LA LIBÉRATION DE L’EUROPE

L’Europe, celle des patries charnelles, culturelles et politiques, est aujourd’hui menacée (de l'intérieur comme de l'extérieur) par le mondialisme libéral, qui use de pressions économiques (qu’elles soient blocus ou gavage) pour nous soumettre à une société de consommation universelle et robotisée.

Vladimir Poutine, défend une identité eurasienne qui n’est pas la mienne, plus occidentale…

Mais, il est aujourd’hui le leader incontesté d’une résistance au mondialisme suicidaire qui cherche à nous réduire en esclavage. Et sans crier "Vive Poutine", je me rallie librement à sa résistance. Si les USA nous ont offert dans le passé un bouclier efficace face au communisme, c'est paradoxalement la Russie, qui est aujourd'hui un  bouclier face au libéralisme étasunien, et qui nous offre la possibilité d'une réelle libération des peuples d'Europe...

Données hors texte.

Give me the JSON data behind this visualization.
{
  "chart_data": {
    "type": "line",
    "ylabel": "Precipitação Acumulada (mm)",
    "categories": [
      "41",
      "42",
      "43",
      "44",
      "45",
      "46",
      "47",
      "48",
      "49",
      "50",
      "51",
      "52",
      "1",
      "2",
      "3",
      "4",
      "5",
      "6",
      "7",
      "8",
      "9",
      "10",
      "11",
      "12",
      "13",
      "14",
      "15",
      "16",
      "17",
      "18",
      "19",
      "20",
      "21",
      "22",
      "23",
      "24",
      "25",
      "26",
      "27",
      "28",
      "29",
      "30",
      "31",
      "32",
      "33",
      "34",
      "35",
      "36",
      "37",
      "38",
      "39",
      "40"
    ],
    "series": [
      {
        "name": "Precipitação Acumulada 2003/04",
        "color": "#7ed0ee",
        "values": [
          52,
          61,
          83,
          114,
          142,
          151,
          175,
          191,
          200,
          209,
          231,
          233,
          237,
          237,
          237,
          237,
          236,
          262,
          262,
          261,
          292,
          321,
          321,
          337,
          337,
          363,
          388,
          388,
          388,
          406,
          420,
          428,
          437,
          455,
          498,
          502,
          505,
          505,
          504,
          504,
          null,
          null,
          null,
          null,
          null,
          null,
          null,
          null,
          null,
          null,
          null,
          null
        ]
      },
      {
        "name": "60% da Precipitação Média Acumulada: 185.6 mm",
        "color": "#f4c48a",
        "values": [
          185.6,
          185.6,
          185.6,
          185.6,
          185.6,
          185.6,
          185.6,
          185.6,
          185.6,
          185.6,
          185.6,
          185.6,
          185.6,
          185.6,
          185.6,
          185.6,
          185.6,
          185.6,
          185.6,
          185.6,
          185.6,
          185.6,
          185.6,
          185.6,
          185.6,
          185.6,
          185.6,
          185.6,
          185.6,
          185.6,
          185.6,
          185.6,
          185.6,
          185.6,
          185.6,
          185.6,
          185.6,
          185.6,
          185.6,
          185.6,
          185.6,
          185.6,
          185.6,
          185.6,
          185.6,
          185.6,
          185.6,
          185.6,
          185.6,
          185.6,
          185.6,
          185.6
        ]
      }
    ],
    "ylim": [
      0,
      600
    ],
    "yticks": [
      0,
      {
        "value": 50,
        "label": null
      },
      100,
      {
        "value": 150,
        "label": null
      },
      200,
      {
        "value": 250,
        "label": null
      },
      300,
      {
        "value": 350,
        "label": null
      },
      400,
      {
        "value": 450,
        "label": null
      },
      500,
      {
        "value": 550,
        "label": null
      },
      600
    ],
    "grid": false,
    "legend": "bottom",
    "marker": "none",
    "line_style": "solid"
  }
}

Car la vision eurasienne est compatible : 

- avec l’Europe authentique, car elle est continentale, et partage par conséquent une histoire, une géographie et donc une destinée communes.

- avec l’Europe traditionnelle, car elle est fédérale, et respecte et protège les identités des peuples, organisés dans un monde multipolaire.  

Ce monde multipolaire doit exister dès maintenant, dans la diversité de résistance au Nouvel Ordre Mondial, et surtout se libérer du postulat manichéen qu’il nous propose depuis 2000 ans, pour réinventer la convergence impériale des libertés indépendantes…


Si la Russie est un rempart efficace au système mondialiste, les européens libres ne doivent pas pour autant lui confier leur âme mais créer équitablement avec elle, une nouvelle identité européenne multipolaire.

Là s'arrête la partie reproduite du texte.